Zwei-Klassen-Gesellschaft: Merken geht beim Ringen trotz engagierter Leistung unter

Zwei-Klassen-Gesellschaft : Merken geht beim Ringen trotz engagierter Leistung unter

Im vergangenen Jahr war im Playoff-Achtelfinale für den Ringerclub CWS Düren-Merken (damals noch RC Merken) Endstation. Der Gegner, der ASV Mainz, war in zwei Duellen einfach zu übermächtig.
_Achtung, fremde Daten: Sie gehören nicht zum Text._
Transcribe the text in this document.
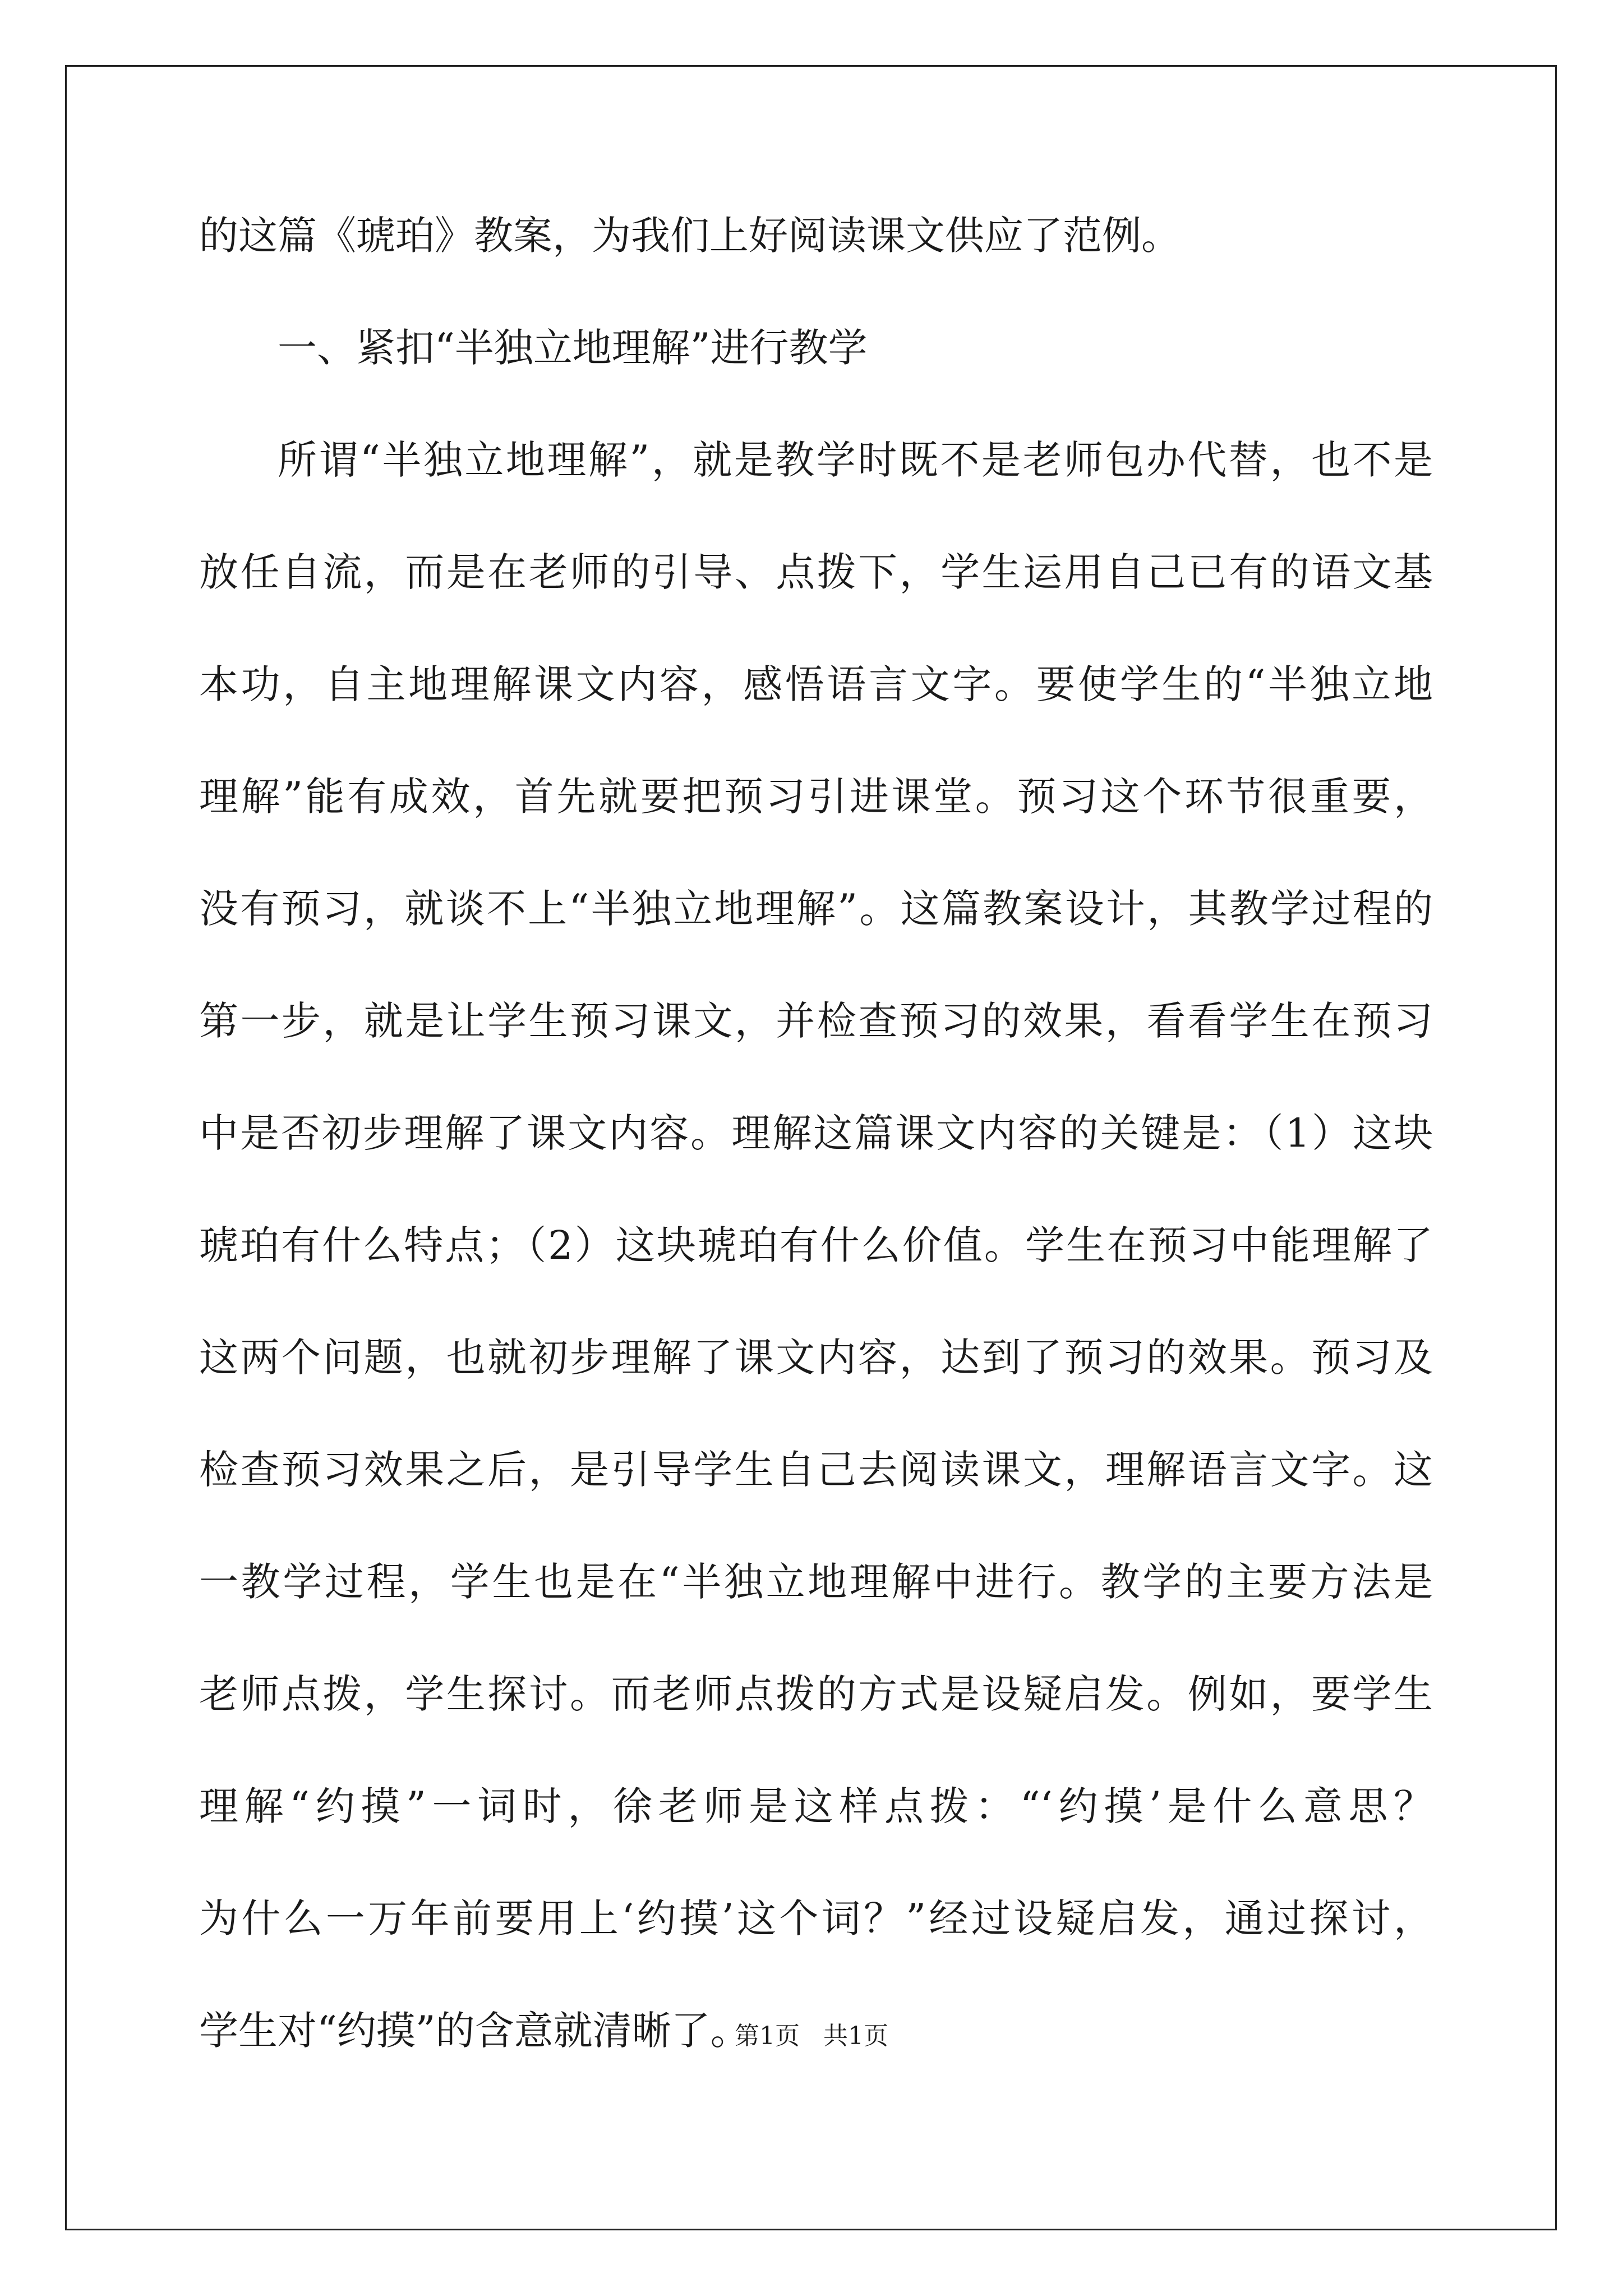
的这篇《琥珀》教案，为我们上好阅读课文供应了范例。
一、紧扣“半独立地理解”进行教学
所谓“半独立地理解”，就是教学时既不是老师包办代替，也不是
放任自流，而是在老师的引导、点拨下，学生运用自己已有的语文基
本功，自主地理解课文内容，感悟语言文字。要使学生的“半独立地
理解”能有成效，首先就要把预习引进课堂。预习这个环节很重要，
没有预习，就谈不上“半独立地理解”。这篇教案设计，其教学过程的
第一步，就是让学生预习课文，并检查预习的效果，看看学生在预习
中是否初步理解了课文内容。理解这篇课文内容的关键是：（1）这块
琥珀有什么特点；（2）这块琥珀有什么价值。学生在预习中能理解了
这两个问题，也就初步理解了课文内容，达到了预习的效果。预习及
检查预习效果之后，是引导学生自己去阅读课文，理解语言文字。这
一教学过程，学生也是在“半独立地理解中进行。教学的主要方法是
老师点拨，学生探讨。而老师点拨的方式是设疑启发。例如，要学生
理解“约摸”一词时，徐老师是这样点拨：“‘约摸’是什么意思？
为什么一万年前要用上‘约摸’这个词？”经过设疑启发，通过探讨，
学生对“约摸”的含意就清晰了。
第1页   共1页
Von dieser Dominanz haben die Mainzer nichts verloren. Am vergangenen Samstag gab es in der Ringer-Bundesliga im letzten Heimkampf der Saison für die Merkener eine 4:29-Niederlage.
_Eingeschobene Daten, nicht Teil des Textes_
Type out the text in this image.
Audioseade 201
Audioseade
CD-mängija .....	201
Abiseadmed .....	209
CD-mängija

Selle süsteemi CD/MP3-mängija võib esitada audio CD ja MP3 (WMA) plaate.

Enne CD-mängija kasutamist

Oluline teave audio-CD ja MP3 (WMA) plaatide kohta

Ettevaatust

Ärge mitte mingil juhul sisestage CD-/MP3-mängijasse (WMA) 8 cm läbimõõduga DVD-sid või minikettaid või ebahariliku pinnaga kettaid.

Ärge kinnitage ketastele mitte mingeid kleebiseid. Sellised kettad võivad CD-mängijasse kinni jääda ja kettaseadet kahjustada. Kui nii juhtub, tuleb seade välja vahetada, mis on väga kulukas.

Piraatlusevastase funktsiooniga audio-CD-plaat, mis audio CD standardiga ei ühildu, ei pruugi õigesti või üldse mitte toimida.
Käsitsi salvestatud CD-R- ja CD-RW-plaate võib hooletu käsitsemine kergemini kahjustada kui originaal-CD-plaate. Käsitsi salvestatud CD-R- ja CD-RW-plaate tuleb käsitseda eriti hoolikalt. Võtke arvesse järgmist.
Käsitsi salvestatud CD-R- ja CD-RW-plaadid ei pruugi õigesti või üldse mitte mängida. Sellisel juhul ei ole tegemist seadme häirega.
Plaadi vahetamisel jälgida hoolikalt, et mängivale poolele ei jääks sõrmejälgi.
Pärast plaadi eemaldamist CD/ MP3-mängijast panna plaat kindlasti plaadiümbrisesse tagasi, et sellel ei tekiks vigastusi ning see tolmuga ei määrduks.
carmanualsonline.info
An mangelndem Einsatz lag es bei den Hausherren aber nicht, die Gäste waren einfach zwei Klassen besser. Neben dem Sieg von Zurab Matcharashvili – er holte für Merken die vier Zähler – gab es aber weitere Lichtblicke. Melvin Pelzer hielt seinen Kampf eng und gab nur zwei Zähler ab. Diese auch nur weil er wegen Passivitätsverwarnungen zu Boden geschickt wurde.

George Ramm gab in einem offenen Kampf drei Punkte ab. Das hört sich nach einer Deutlichkeit an, die aber nicht vorlag. Gegner Ilir Sefaj wurde für sein Vorgehen im Kampf nicht bestraft. Immer wieder griff er dem Merkener regelwidrig in die Finger, um den Kontrahenten so in die Armklammer zu nehmen.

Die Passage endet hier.